MIT aims to expand its research into learning

February 2, 2016 Tony Bates

Diffusion tension imaging Satrajit Ghosh, MIT

Diffusion tension imaging Satrajit Ghosh, MIT

Chandler, D. (2016) New initiatives accelerate learning research and its applications MIT News, February 2

The President of MIT has announced a significant expansion of the Institute’s programs in learning research and online and digital education, through the creation of the MIT Integrated Learning Initiative (MITili).

The integrated science of learning — now emerging as a significant field of research — will be the core of MITili (to be pronounced “mightily”), a cross-disciplinary, Institute-wide initiative to foster rigorous quantitative and qualitative research on how people learn.

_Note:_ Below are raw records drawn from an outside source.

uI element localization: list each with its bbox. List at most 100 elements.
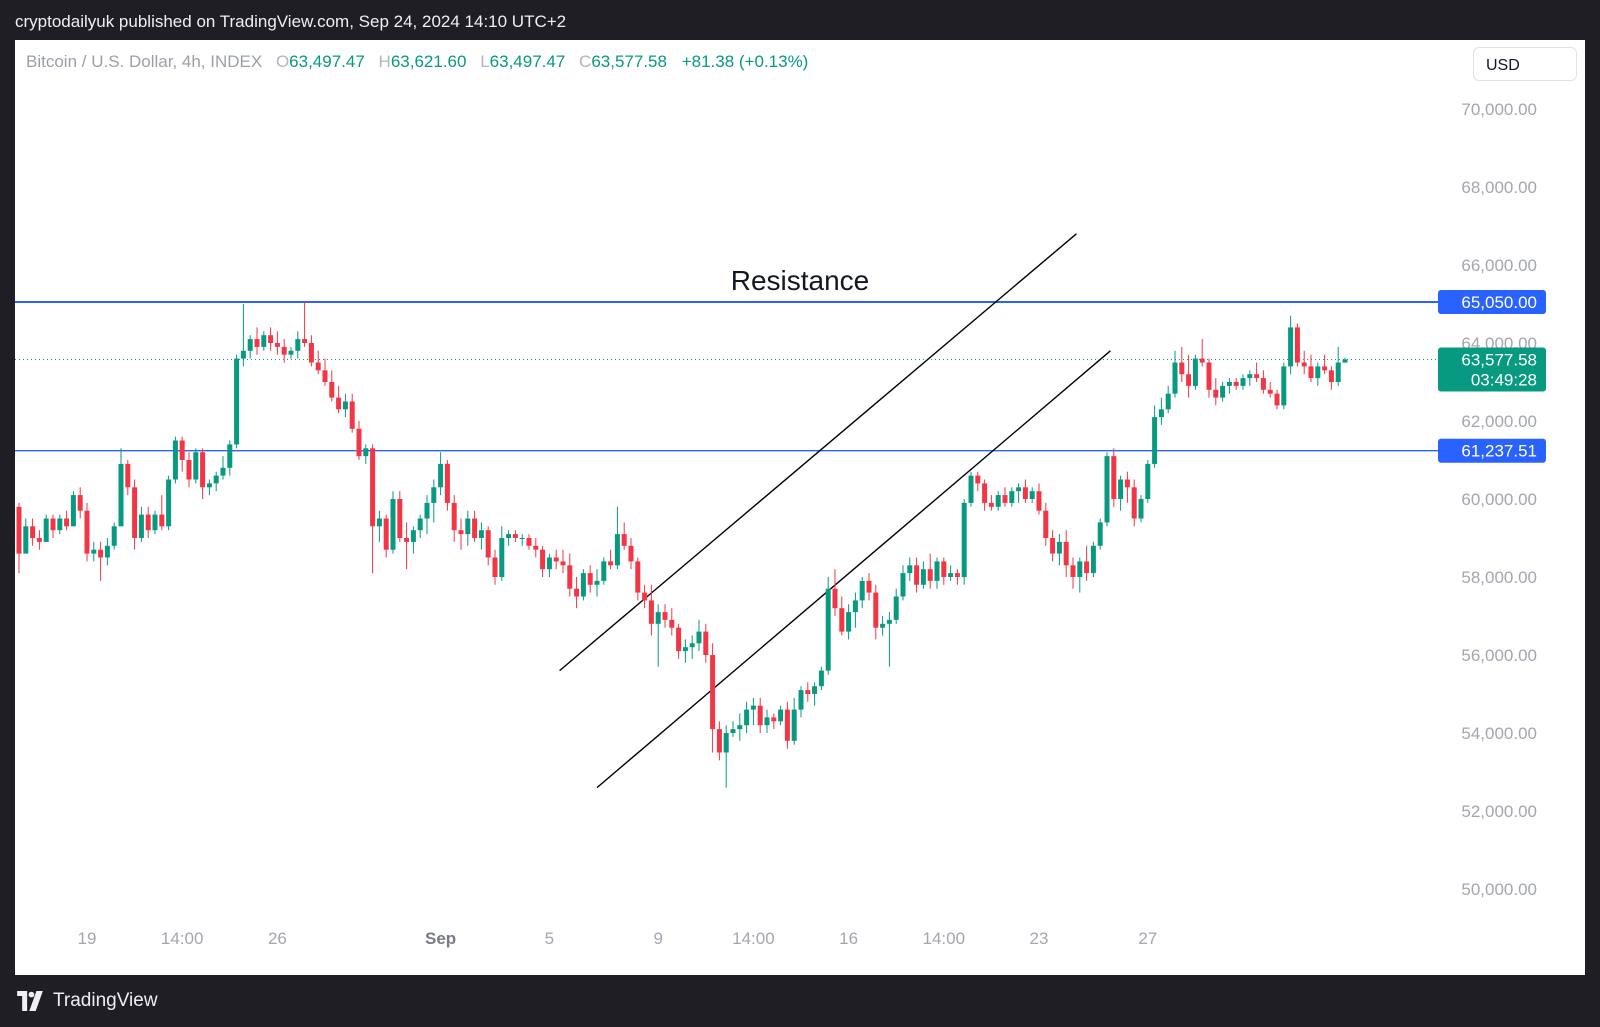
candle-body [805,690,811,694]
chart-panel[interactable] [15,40,1585,975]
candle-body [574,588,580,597]
candle-body [859,580,865,601]
candle-body [138,514,144,538]
candle-body [159,514,165,527]
candle-body [757,705,763,726]
candle-body [642,592,648,601]
candle-body [132,487,138,538]
candle-body [567,565,573,589]
candle-body [1322,366,1328,371]
candle-body [546,557,552,570]
candle-body [941,561,947,577]
y-tick-label: 66,000.00 [1461,256,1537,275]
x-tick-label: 26 [268,929,287,948]
candle-body [247,339,253,351]
candle-body [1158,409,1164,418]
candle-body [444,463,450,503]
candle-body [1192,358,1198,386]
candle-body [1063,541,1069,566]
candle-body [526,538,532,546]
level-price-tag [1438,290,1546,315]
candle-body [907,565,913,574]
candle-body [1090,545,1096,574]
candle-body [1233,382,1239,386]
candle-body [1172,362,1178,394]
candle-body [519,538,525,539]
candle-body [744,709,750,726]
x-tick-label: 27 [1138,929,1157,948]
candle-body [710,655,716,730]
y-tick-label: 60,000.00 [1461,490,1537,509]
candle-body [1029,491,1035,499]
low-value: 63,497.47 [489,52,566,71]
candle-body [655,612,661,624]
candle-body [968,475,974,503]
channel-upper-line [559,233,1077,672]
candle-body [533,545,539,550]
candle-body [628,545,634,562]
candle-body [689,643,695,648]
candle-body [404,538,410,542]
candle-body [349,401,355,429]
candle-body [302,339,308,343]
candle-body [1056,541,1062,554]
candle-body [234,358,240,445]
candle-body [193,452,199,480]
candle-body [288,350,294,355]
symbol-title[interactable]: Bitcoin / U.S. Dollar, 4h, INDEX [26,52,263,71]
candle-body [1213,389,1219,398]
candle-body [1002,495,1008,503]
candle-body [1043,510,1049,538]
candle-body [1124,479,1130,488]
candle-body [472,518,478,538]
x-tick-label: 16 [839,929,858,948]
candle-body [975,475,981,484]
x-tick-label: 14:00 [923,929,966,948]
x-tick-label: Sep [425,929,456,948]
level-price-tag [1438,438,1546,463]
y-tick-label: 58,000.00 [1461,568,1537,587]
candle-body [784,709,790,741]
y-tick-label: 70,000.00 [1461,100,1537,119]
candle-body [750,705,756,710]
candle-body [852,600,858,613]
candle-body [64,518,70,527]
candle-body [57,518,63,531]
currency-button[interactable]: USD [1473,47,1577,81]
candle-body [1220,385,1226,398]
candle-body [995,495,1001,507]
candle-body [84,510,90,554]
candle-body [614,534,620,566]
candle-body [329,382,335,398]
candle-body [900,573,906,597]
candle-body [390,499,396,550]
candle-body [485,530,491,558]
candle-body [438,463,444,488]
publisher-line: cryptodailyuk published on TradingView.c… [15,12,567,31]
candle-body [866,580,872,593]
candle-body [227,444,233,468]
x-tick-label: 14:00 [161,929,204,948]
candle-body [560,561,566,566]
open-label: O [275,52,290,71]
y-tick-label: 52,000.00 [1461,802,1537,821]
tradingview-logo: TradingView [15,990,158,1012]
candle-body [825,588,831,671]
y-tick-label: 56,000.00 [1461,646,1537,665]
candle-body [1247,374,1253,379]
candle-body [458,530,464,535]
candle-body [70,495,76,527]
y-tick-label: 50,000.00 [1461,880,1537,899]
candle-body [424,502,430,519]
candle-body [336,397,342,410]
x-tick-label: 9 [653,929,662,948]
candle-body [50,518,56,531]
candle-body [308,343,314,363]
candle-body [648,600,654,624]
candle-body [723,733,729,753]
symbol-header: Bitcoin / U.S. Dollar, 4h, INDEX O 63,497… [26,52,808,72]
candle-body [676,627,682,652]
candle-body [662,612,668,620]
candle-body [1315,366,1321,379]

MITili will combine research in cognitive psychology, neuroscience, economics, engineering, public policy, and other fields to investigate what methods and approaches to education work best for different people and subjects. The effort will also examine how to improve the educational experience within MIT and in the world at large, at all levels of teaching.

The findings that spin out of MITili will then be applied to improve teaching on campus and online.


First, I very much welcome this initiative by a prestigious research university seriously to research what MIT calls the ‘science of learning’. Research into learning has generally been relatively poorly funded compared with research into science, engineering and computing.

However, I hope that MIT will approach this in the right way and avoid the hubris they displayed when moving into MOOCs, where they ignored all previous research into online learning.

It is critical that those working in MITili do not assume that there is nothing already known about learning. Although exploring the contribution that the physical sciences, such as biological research into the relationship between brain functionality and learning, can make to our understanding of learning is welcome, as much attention needs to be paid to the environmental conditions that support or inhibit learning, to what kind of teaching approaches encourage different kinds of learning, and to the previous, well-grounded research into the psychology of learning.

In other words, not only a multi-disciplinary, but also a multi-epistemological approach will be needed, drawing as much from educational research and the social sciences as from the natural sciences. Is MIT willing and able to do this? After all, learning is a human, not a mechanical activity, when all is said and done.